Salt Lake City Water Reclamation Facility, Utah

Salt Lake City’s 48-MGD, $800 million Water Reclamation Facility (WRF) upgrade is one of the largest infrastructure investments in the city’s history. A 60-year-old facility is being replaced to comply with new state phosphorus discharge limits while also improving odor control, seismic resilience, and long-term operational sustainability.

Beyond regulatory compliance, the City placed strong emphasis on community benefits and sustainability. Key priorities included reducing odors, managing costs to minimize impacts on ratepayers, and advancing sustainability outcomes—including community engagement, resource recovery, water conservation, facility resilience, and the re-use of materials on site.

Figure 6. Conceptual Layout of the New Salt Lake City Water Reclamation Facility. Sources: SLCDPU and AECOM 2025

Because of the project’s scale, complexity, and schedule, the City selected Construction Manager/General Contractor (CMGC) delivery. This was supported by an integrated delivery team, with Jacobs serving as Program Manager, Sundt/PCL as the CMGC, and AECOM as the Engineer, alongside a range of local and regional engineering firms, contractors, specialty consultants, and university partners.

CMGC delivery provided meaningful value during both preconstruction and construction. During preconstruction, the team leveraged real-time, open-book cost transparency, constructability, and value-engineering reviews, early identification of conflicts, phasing support to maintain plant operations, and proactive identification of critical schedule drivers.

During construction, the CMGC approach enabled continued value engineering as conditions evolved, flexibility in procurement strategies to address global supply-chain volatility, and early equipment purchasing to support phased construction and advance demolition activities.

A culture of collaboration was central to successful delivery.
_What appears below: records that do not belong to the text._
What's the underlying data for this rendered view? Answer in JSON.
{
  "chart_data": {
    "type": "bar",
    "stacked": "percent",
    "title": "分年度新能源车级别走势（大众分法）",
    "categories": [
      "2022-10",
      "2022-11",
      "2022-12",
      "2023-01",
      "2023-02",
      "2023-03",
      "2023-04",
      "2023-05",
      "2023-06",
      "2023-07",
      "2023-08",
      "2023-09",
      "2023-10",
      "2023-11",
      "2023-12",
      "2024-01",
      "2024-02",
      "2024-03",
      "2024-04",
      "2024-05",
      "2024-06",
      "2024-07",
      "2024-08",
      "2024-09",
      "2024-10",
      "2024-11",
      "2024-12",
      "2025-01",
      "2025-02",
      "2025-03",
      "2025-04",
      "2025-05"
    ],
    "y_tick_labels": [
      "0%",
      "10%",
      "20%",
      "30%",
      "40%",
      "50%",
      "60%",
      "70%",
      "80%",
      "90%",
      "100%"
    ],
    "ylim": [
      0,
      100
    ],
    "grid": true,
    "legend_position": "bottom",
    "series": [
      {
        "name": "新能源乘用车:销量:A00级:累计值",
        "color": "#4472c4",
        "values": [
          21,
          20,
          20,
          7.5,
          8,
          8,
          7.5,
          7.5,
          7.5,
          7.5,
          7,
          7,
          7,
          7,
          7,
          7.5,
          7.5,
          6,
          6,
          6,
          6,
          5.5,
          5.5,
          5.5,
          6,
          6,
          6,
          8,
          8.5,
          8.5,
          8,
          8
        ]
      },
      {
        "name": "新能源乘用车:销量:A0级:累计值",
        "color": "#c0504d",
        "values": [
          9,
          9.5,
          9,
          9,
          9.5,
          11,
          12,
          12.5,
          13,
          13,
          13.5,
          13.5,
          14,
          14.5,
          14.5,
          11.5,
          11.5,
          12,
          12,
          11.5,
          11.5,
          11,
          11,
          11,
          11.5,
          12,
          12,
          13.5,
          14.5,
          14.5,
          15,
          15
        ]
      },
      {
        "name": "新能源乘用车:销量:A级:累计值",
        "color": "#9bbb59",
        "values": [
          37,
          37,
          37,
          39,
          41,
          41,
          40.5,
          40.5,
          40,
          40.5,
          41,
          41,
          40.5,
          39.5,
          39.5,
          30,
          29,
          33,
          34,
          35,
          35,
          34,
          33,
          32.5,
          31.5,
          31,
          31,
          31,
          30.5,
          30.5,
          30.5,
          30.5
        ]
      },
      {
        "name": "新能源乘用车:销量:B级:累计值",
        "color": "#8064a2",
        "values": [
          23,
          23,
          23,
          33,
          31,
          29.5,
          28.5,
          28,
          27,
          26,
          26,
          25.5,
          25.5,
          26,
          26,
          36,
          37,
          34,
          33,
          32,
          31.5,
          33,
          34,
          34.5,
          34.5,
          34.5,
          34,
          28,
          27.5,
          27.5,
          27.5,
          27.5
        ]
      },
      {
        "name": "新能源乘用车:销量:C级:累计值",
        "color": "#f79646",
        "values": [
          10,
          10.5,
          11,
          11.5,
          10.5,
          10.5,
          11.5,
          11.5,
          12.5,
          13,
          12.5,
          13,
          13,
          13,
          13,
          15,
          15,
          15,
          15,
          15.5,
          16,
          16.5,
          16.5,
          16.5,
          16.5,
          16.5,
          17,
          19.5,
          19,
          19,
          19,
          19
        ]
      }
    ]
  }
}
Regular, focused coordination among City staff, engineers, contractors, and regulators supported timely decision-making and risk management. Equally important was early and sustained engagement with facility operators, who played a key role in equipment selection, design development, phasing strategies, and training for new systems.
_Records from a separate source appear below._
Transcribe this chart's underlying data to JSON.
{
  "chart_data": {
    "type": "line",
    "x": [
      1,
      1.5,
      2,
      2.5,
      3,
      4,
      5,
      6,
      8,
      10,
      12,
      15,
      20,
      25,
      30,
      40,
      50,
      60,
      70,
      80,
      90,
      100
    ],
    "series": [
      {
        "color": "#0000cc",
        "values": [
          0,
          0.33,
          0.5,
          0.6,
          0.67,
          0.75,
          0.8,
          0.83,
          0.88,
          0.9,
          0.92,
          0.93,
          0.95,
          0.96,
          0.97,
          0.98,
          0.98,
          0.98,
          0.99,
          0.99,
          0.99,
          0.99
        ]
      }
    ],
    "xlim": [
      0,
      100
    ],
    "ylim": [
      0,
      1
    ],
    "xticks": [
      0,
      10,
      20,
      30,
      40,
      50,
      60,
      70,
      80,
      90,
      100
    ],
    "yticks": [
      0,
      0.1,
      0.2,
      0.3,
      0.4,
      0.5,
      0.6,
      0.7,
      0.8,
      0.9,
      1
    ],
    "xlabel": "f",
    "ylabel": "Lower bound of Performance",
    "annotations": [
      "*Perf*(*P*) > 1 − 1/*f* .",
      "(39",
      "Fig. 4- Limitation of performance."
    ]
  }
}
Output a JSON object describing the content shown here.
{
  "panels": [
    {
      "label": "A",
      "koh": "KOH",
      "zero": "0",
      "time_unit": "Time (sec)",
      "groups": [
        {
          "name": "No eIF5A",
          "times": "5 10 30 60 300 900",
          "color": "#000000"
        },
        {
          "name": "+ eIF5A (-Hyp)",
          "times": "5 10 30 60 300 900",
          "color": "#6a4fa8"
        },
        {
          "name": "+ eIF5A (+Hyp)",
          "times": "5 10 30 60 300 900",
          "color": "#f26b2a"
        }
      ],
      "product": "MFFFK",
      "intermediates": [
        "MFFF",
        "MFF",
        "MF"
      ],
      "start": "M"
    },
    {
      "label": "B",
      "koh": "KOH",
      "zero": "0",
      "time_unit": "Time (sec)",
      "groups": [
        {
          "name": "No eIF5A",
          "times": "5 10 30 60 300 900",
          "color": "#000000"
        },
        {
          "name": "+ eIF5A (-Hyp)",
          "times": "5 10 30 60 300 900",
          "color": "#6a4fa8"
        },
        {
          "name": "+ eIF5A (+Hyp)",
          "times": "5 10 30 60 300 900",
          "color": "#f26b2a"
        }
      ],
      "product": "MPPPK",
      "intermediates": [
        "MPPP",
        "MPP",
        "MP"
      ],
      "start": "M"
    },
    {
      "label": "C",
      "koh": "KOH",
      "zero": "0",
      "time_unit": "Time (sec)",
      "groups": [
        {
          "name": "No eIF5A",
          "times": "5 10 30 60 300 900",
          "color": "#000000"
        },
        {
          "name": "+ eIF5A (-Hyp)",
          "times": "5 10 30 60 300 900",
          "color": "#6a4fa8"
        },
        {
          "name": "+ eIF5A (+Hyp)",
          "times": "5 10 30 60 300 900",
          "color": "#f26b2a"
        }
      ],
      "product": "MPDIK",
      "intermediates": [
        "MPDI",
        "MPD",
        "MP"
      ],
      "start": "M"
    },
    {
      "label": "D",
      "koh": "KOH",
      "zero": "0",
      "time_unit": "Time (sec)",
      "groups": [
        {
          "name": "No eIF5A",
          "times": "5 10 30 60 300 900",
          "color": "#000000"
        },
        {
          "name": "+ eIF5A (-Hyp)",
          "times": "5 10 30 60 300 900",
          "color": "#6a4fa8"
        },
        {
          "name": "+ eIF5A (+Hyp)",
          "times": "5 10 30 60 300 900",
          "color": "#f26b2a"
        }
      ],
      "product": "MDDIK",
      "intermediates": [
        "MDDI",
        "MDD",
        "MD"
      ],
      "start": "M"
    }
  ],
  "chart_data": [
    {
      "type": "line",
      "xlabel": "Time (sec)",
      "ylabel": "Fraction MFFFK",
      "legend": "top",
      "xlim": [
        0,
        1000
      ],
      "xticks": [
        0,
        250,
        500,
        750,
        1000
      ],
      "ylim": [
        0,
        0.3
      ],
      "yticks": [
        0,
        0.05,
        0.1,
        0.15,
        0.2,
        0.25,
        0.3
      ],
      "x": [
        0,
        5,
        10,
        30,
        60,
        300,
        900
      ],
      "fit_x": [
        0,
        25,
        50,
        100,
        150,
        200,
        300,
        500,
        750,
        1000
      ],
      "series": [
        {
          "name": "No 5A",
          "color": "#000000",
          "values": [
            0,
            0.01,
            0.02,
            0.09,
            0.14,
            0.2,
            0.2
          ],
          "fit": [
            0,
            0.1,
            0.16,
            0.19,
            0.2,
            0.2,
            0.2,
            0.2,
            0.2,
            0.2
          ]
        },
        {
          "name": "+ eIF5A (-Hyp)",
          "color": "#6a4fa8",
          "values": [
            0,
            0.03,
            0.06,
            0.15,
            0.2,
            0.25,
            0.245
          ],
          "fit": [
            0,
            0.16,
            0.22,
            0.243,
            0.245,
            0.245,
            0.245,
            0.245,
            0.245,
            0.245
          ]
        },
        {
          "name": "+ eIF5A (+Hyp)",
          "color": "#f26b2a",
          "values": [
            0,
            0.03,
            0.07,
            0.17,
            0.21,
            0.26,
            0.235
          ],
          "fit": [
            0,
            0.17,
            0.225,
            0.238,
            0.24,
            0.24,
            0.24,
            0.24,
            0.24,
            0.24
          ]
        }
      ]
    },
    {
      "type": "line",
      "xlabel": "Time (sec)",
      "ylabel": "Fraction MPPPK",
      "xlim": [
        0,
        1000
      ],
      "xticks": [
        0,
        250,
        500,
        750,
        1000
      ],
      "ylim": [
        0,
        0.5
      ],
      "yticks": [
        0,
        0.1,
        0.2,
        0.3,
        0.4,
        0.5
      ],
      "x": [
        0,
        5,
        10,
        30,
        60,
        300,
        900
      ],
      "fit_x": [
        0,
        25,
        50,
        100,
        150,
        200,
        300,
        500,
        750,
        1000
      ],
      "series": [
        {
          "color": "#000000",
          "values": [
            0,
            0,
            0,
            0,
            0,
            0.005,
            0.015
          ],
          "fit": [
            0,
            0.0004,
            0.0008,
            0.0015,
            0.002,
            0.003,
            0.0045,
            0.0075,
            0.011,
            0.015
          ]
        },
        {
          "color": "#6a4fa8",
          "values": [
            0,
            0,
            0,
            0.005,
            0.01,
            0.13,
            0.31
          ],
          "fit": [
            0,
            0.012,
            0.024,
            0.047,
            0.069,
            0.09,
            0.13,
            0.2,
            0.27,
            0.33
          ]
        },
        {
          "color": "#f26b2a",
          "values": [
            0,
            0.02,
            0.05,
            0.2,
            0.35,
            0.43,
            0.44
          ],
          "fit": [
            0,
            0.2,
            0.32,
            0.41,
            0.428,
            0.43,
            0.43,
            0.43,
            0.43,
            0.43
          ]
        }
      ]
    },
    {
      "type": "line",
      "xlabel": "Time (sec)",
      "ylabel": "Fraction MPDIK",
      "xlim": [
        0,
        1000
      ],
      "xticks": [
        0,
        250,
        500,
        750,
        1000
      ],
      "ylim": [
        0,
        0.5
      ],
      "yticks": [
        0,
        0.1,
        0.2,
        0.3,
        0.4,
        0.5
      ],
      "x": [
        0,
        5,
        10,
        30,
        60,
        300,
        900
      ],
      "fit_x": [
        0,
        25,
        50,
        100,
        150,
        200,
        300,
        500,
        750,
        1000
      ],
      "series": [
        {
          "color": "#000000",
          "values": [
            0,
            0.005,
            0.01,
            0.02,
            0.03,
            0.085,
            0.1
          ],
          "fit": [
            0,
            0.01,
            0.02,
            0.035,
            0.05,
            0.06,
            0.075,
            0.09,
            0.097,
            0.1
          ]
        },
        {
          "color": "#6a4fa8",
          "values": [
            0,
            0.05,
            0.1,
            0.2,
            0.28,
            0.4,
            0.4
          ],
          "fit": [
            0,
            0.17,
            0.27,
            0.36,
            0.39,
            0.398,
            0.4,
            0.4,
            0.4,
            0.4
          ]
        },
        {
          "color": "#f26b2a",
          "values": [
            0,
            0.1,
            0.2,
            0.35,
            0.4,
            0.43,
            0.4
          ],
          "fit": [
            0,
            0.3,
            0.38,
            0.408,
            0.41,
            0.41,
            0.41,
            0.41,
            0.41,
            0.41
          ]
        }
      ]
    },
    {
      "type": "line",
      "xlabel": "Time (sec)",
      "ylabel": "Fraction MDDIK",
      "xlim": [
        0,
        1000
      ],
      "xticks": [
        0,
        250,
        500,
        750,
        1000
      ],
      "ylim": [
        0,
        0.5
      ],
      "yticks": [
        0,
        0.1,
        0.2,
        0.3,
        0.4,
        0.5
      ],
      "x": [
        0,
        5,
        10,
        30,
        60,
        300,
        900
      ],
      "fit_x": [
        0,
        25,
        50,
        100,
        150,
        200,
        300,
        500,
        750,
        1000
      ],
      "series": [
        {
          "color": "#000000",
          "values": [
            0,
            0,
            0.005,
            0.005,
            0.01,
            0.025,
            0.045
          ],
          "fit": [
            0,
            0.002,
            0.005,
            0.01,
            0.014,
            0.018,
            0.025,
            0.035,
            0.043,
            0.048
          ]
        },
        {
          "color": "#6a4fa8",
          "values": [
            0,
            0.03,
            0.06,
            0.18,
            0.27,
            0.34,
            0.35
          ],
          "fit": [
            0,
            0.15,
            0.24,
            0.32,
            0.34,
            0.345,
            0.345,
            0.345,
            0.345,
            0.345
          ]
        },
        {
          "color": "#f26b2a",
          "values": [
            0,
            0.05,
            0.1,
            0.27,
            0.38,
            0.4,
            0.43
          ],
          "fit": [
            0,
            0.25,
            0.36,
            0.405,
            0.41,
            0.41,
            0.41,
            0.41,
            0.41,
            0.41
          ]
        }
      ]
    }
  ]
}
As the City’s first major alternative delivery project, success was driven by early buy-in across the team, a strong culture of collaboration and accountability, disciplined document management and tracking, and a consistent project-first mindset. The project demonstrates how CMGC collaborative delivery can help municipalities meet demanding regulatory and community objectives while maintaining cost and schedule certainty.

Conclusion

The future of water infrastructure delivery will be inherently collaborative, risk-informed, and stakeholder-centered. From California’s East County to Virginia’s Hampton Roads and Utah’s Salt Lake City, utilities are proving that early integration, flexible contracting, transparent communication, and robust governance accelerate delivery, control costs, and enhance community resilience. By embracing these collaborative delivery principles, utility leaders can better navigate today’s uncertainties and secure sustainable water infrastructure that will serve their communities for generations. 
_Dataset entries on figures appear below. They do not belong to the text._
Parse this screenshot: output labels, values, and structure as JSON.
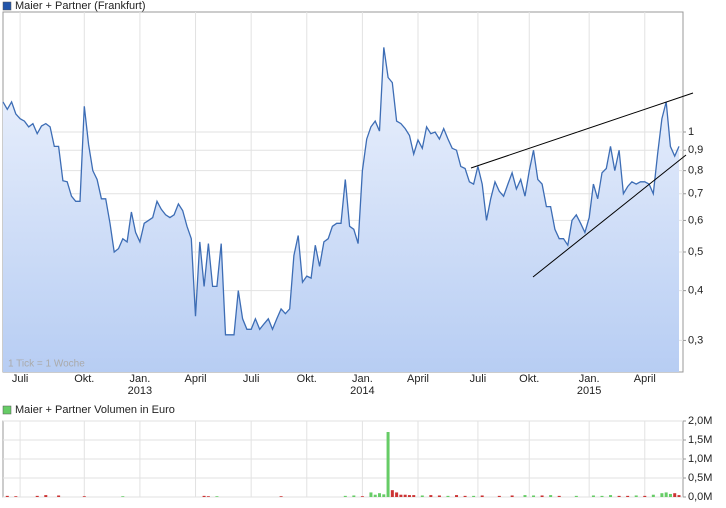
{
  "chart_data": [
    {
      "type": "line",
      "series": [
        {
          "name": "Maier + Partner (Frankfurt)",
          "color": "#3d6db5",
          "values": [
            1.19,
            1.14,
            1.19,
            1.11,
            1.08,
            1.065,
            1.03,
            1.05,
            0.99,
            1.035,
            1.05,
            1.03,
            0.92,
            0.92,
            0.755,
            0.75,
            0.69,
            0.67,
            0.67,
            1.16,
            0.93,
            0.8,
            0.76,
            0.68,
            0.68,
            0.59,
            0.5,
            0.51,
            0.54,
            0.53,
            0.63,
            0.56,
            0.53,
            0.59,
            0.6,
            0.61,
            0.67,
            0.64,
            0.62,
            0.61,
            0.62,
            0.66,
            0.635,
            0.58,
            0.54,
            0.345,
            0.53,
            0.41,
            0.525,
            0.41,
            0.41,
            0.525,
            0.31,
            0.31,
            0.31,
            0.4,
            0.34,
            0.32,
            0.32,
            0.34,
            0.32,
            0.33,
            0.34,
            0.32,
            0.34,
            0.36,
            0.35,
            0.36,
            0.49,
            0.55,
            0.42,
            0.435,
            0.43,
            0.52,
            0.46,
            0.53,
            0.54,
            0.58,
            0.59,
            0.59,
            0.76,
            0.58,
            0.57,
            0.525,
            0.8,
            0.96,
            1.03,
            1.065,
            1.005,
            1.63,
            1.37,
            1.33,
            1.065,
            1.05,
            1.02,
            0.98,
            0.88,
            0.955,
            0.91,
            1.03,
            0.99,
            1.0,
            0.96,
            1.02,
            0.96,
            0.91,
            0.9,
            0.82,
            0.81,
            0.75,
            0.74,
            0.82,
            0.74,
            0.6,
            0.68,
            0.75,
            0.71,
            0.69,
            0.74,
            0.79,
            0.72,
            0.76,
            0.69,
            0.8,
            0.9,
            0.76,
            0.74,
            0.65,
            0.65,
            0.57,
            0.54,
            0.54,
            0.52,
            0.6,
            0.62,
            0.59,
            0.56,
            0.61,
            0.74,
            0.68,
            0.79,
            0.81,
            0.92,
            0.8,
            0.9,
            0.7,
            0.73,
            0.75,
            0.74,
            0.75,
            0.75,
            0.74,
            0.7,
            0.88,
            1.08,
            1.19,
            0.92,
            0.87,
            0.92
          ]
        }
      ],
      "categories": [
        null,
        null,
        null,
        null,
        "Juli",
        null,
        null,
        null,
        null,
        null,
        null,
        null,
        null,
        null,
        null,
        null,
        null,
        null,
        null,
        "Okt.",
        null,
        null,
        null,
        null,
        null,
        null,
        null,
        null,
        null,
        null,
        null,
        null,
        "Jan.\n2013",
        null,
        null,
        null,
        null,
        null,
        null,
        null,
        null,
        null,
        null,
        null,
        null,
        "April",
        null,
        null,
        null,
        null,
        null,
        null,
        null,
        null,
        null,
        null,
        null,
        null,
        "Juli",
        null,
        null,
        null,
        null,
        null,
        null,
        null,
        null,
        null,
        null,
        null,
        null,
        "Okt.",
        null,
        null,
        null,
        null,
        null,
        null,
        null,
        null,
        null,
        null,
        null,
        null,
        "Jan.\n2014",
        null,
        null,
        null,
        null,
        null,
        null,
        null,
        null,
        null,
        null,
        null,
        null,
        "April",
        null,
        null,
        null,
        null,
        null,
        null,
        null,
        null,
        null,
        null,
        null,
        null,
        null,
        "Juli",
        null,
        null,
        null,
        null,
        null,
        null,
        null,
        null,
        null,
        null,
        null,
        "Okt.",
        null,
        null,
        null,
        null,
        null,
        null,
        null,
        null,
        null,
        null,
        null,
        null,
        null,
        "Jan.\n2015",
        null,
        null,
        null,
        null,
        null,
        null,
        null,
        null,
        null,
        null,
        null,
        null,
        "April",
        null,
        null,
        null,
        null,
        null,
        null,
        null,
        null
      ],
      "ylim": [
        0.25,
        2
      ],
      "yticks": [
        1,
        {
          "value": 0.9,
          "label": "0,9"
        },
        {
          "value": 0.8,
          "label": "0,8"
        },
        {
          "value": 0.7,
          "label": "0,7"
        },
        {
          "value": 0.6,
          "label": "0,6"
        },
        {
          "value": 0.5,
          "label": "0,5"
        },
        {
          "value": 0.4,
          "label": "0,4"
        },
        {
          "value": 0.3,
          "label": "0,3"
        }
      ],
      "log_scale": true,
      "grid": true,
      "annotation": "1 Tick = 1 Woche"
    },
    {
      "type": "bar",
      "series": [
        {
          "name": "Maier + Partner Volumen in Euro",
          "color": "#66cc66",
          "values": [
            null,
            30000,
            null,
            20000,
            null,
            null,
            null,
            null,
            30000,
            null,
            50000,
            null,
            null,
            40000,
            null,
            null,
            null,
            null,
            null,
            20000,
            null,
            null,
            null,
            null,
            null,
            null,
            null,
            null,
            20000,
            null,
            null,
            null,
            null,
            null,
            null,
            null,
            null,
            null,
            null,
            null,
            null,
            null,
            null,
            null,
            null,
            null,
            null,
            30000,
            20000,
            null,
            20000,
            null,
            null,
            null,
            null,
            null,
            null,
            null,
            null,
            null,
            null,
            null,
            null,
            null,
            null,
            20000,
            null,
            null,
            null,
            null,
            null,
            null,
            null,
            null,
            null,
            null,
            null,
            null,
            null,
            null,
            30000,
            null,
            40000,
            null,
            20000,
            null,
            120000,
            60000,
            100000,
            70000,
            1710000,
            180000,
            120000,
            60000,
            60000,
            50000,
            50000,
            null,
            40000,
            null,
            50000,
            null,
            40000,
            null,
            30000,
            null,
            50000,
            null,
            30000,
            null,
            30000,
            null,
            40000,
            null,
            null,
            null,
            30000,
            null,
            null,
            40000,
            null,
            null,
            50000,
            null,
            40000,
            null,
            40000,
            null,
            50000,
            null,
            30000,
            null,
            null,
            null,
            30000,
            null,
            null,
            null,
            40000,
            null,
            30000,
            null,
            50000,
            null,
            30000,
            null,
            30000,
            null,
            40000,
            null,
            30000,
            null,
            60000,
            null,
            100000,
            120000,
            80000,
            100000,
            50000
          ],
          "colors": [
            null,
            "#cc3333",
            null,
            "#cc3333",
            null,
            null,
            null,
            null,
            "#cc3333",
            null,
            "#cc3333",
            null,
            null,
            "#cc3333",
            null,
            null,
            null,
            null,
            null,
            "#cc3333",
            null,
            null,
            null,
            null,
            null,
            null,
            null,
            null,
            "#66cc66",
            null,
            null,
            null,
            null,
            null,
            null,
            null,
            null,
            null,
            null,
            null,
            null,
            null,
            null,
            null,
            null,
            null,
            null,
            "#cc3333",
            "#cc3333",
            null,
            "#66cc66",
            null,
            null,
            null,
            null,
            null,
            null,
            null,
            null,
            null,
            null,
            null,
            null,
            null,
            null,
            "#cc3333",
            null,
            null,
            null,
            null,
            null,
            null,
            null,
            null,
            null,
            null,
            null,
            null,
            null,
            null,
            "#66cc66",
            null,
            "#66cc66",
            null,
            "#cc3333",
            null,
            "#66cc66",
            "#66cc66",
            "#66cc66",
            "#66cc66",
            "#66cc66",
            "#cc3333",
            "#cc3333",
            "#cc3333",
            "#cc3333",
            "#cc3333",
            "#cc3333",
            null,
            "#66cc66",
            null,
            "#cc3333",
            null,
            "#cc3333",
            null,
            "#66cc66",
            null,
            "#cc3333",
            null,
            "#cc3333",
            null,
            "#66cc66",
            null,
            "#cc3333",
            null,
            null,
            null,
            "#cc3333",
            null,
            null,
            "#cc3333",
            null,
            null,
            "#66cc66",
            null,
            "#66cc66",
            null,
            "#cc3333",
            null,
            "#66cc66",
            null,
            "#cc3333",
            null,
            null,
            null,
            "#66cc66",
            null,
            null,
            null,
            "#66cc66",
            null,
            "#66cc66",
            null,
            "#66cc66",
            null,
            "#cc3333",
            null,
            "#cc3333",
            null,
            "#66cc66",
            null,
            "#cc3333",
            null,
            "#66cc66",
            null,
            "#66cc66",
            "#66cc66",
            "#66cc66",
            "#cc3333",
            "#cc3333"
          ]
        }
      ],
      "ylim": [
        0,
        2000000
      ],
      "yticks": [
        {
          "value": 0,
          "label": "0,0M"
        },
        {
          "value": 500000,
          "label": "0,5M"
        },
        {
          "value": 1000000,
          "label": "1,0M"
        },
        {
          "value": 1500000,
          "label": "1,5M"
        },
        {
          "value": 2000000,
          "label": "2,0M"
        }
      ],
      "grid": true
    }
  ]
}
*Throughout this article, several graphics from the Water Collaborative Delivery Association (WCDA) are used to illustrate the relationships, roles, and entities involved in collaborative delivery methods. For reference, WCDA and the Design-Build Institute of America (DBIA) are industry-leading organizations that provide education, guidance, and best practices for collaborative and design-build delivery. WCDA focuses on water and wastewater projects, while DBIA establishes nationally recognized design-build best practices and training across sectors. Both are strong references for ongoing professional education.

The views expressed in this resource are those of the individual contributors, and do not necessarily reflect those of NACWA.